I am here to see Chen Guangcheng, the Dark Knight actor said and I translated, with correspondent Stan Grant and cameraman Brad Olson next to us.
Go away! the plainclothes guards barked, pushing us back.
Amid the scuffling and yelling, dozens more guards in olive-green, military-style overcoats -- and two gray minivans -- emerged from the other side of the checkpoint, all coming toward us.
Why can I not visit this free man? Bale asked repeatedly, only to receive punches from guards aiming for his small camera as they tried to drag him away from the rest of us.
As we retreated, I recognized the ringleader -- the same burly man who had hurled rocks at the CNN team 10 months earlier to force us out of the same location.
A precarious scene ensued Thursday as one of the gray minivans chased our car at high speed on bumpy country roads for some 40 minutes.

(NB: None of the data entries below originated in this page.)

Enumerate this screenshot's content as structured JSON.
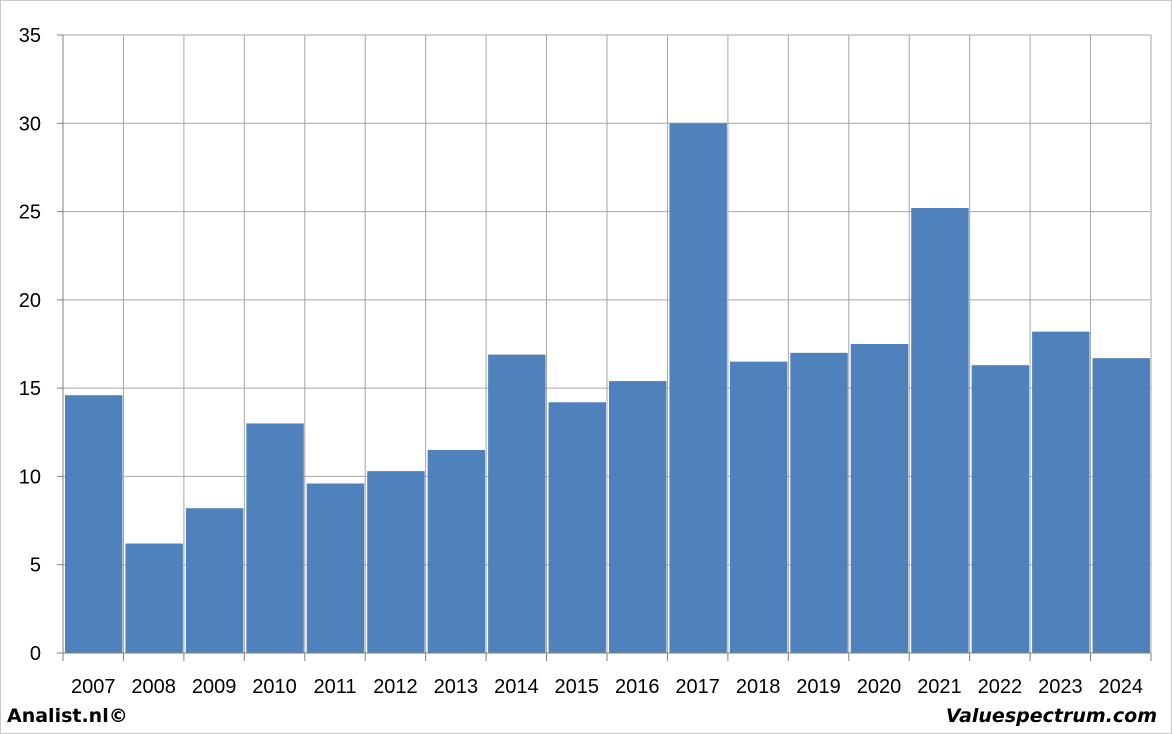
{
  "chart_data": {
    "type": "bar",
    "categories": [
      "2007",
      "2008",
      "2009",
      "2010",
      "2011",
      "2012",
      "2013",
      "2014",
      "2015",
      "2016",
      "2017",
      "2018",
      "2019",
      "2020",
      "2021",
      "2022",
      "2023",
      "2024"
    ],
    "values": [
      14.6,
      6.2,
      8.2,
      13.0,
      9.6,
      10.3,
      11.5,
      16.9,
      14.2,
      15.4,
      30.0,
      16.5,
      17.0,
      17.5,
      25.2,
      16.3,
      18.2,
      16.7
    ],
    "title": "",
    "xlabel": "",
    "ylabel": "",
    "ylim": [
      0,
      35
    ],
    "yticks": [
      "0",
      "5",
      "10",
      "15",
      "20",
      "25",
      "30",
      "35"
    ],
    "grid": true,
    "bar_color": "#4f81bd",
    "grid_color": "#a6a6a6"
  },
  "footer": {
    "left": "Analist.nl©",
    "right": "Valuespectrum.com"
  }
}
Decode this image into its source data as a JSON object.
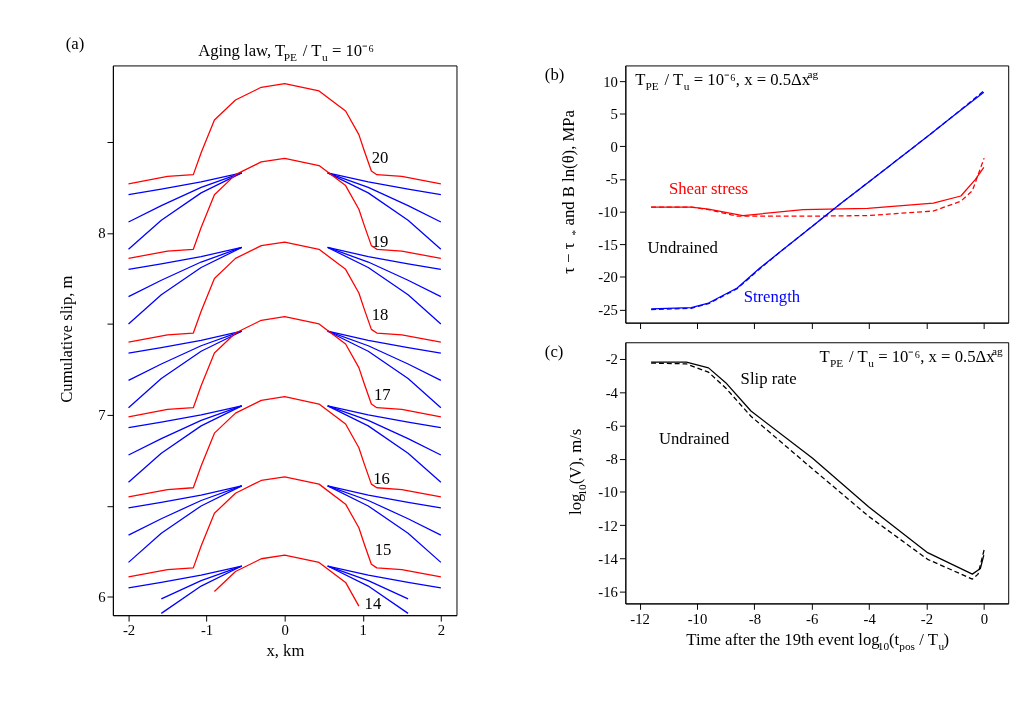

When the dust settled, we counted a broken car, a damaged camera -- and a Hollywood star disappointed at-but not shocked by-his failure to see a personal hero.
What I really wanted to do was to meet the man, shake his hand and say what an inspiration he is, Bale said.
Bale, who's known to be media-shy, was inspired by Chen and the injustice he faced so much that he reached out to CNN to follow him in his visit. According to CNN, Chen supporters believe that authorities used heavier-than-normal charges to silence Chen, who rose to fame in the late 1990s thanks to his legal advocacy for what he called victims of abusive practices by China's family-planning officials. Bale first learned about Chen through news reports when he was in China filming The Flowers of War, a wartime drama set in 1930s that will be China's official entry into next year's Academy Awards, earlier this year. In visiting Chen, Bale hoped to raise international awareness of Chen and, as a result, turn up the heat on the Chinese government.
This doesn't come naturally to me, this is not what I actually enjoy-it isn't about me, said Bale. But this was just a situation that said I can't look the other way.
Ironically, many other Chen supporters and activists besides Bale have tried to visit, and, CNN reports, nearly all of them have been forced to turn back, often violently, by plainclothes police and local thugs.
I'm not brave doing this, Bale said. The local people who are standing up to the authorities, who are visiting Chen and his family and getting beaten or detained, I want to support them.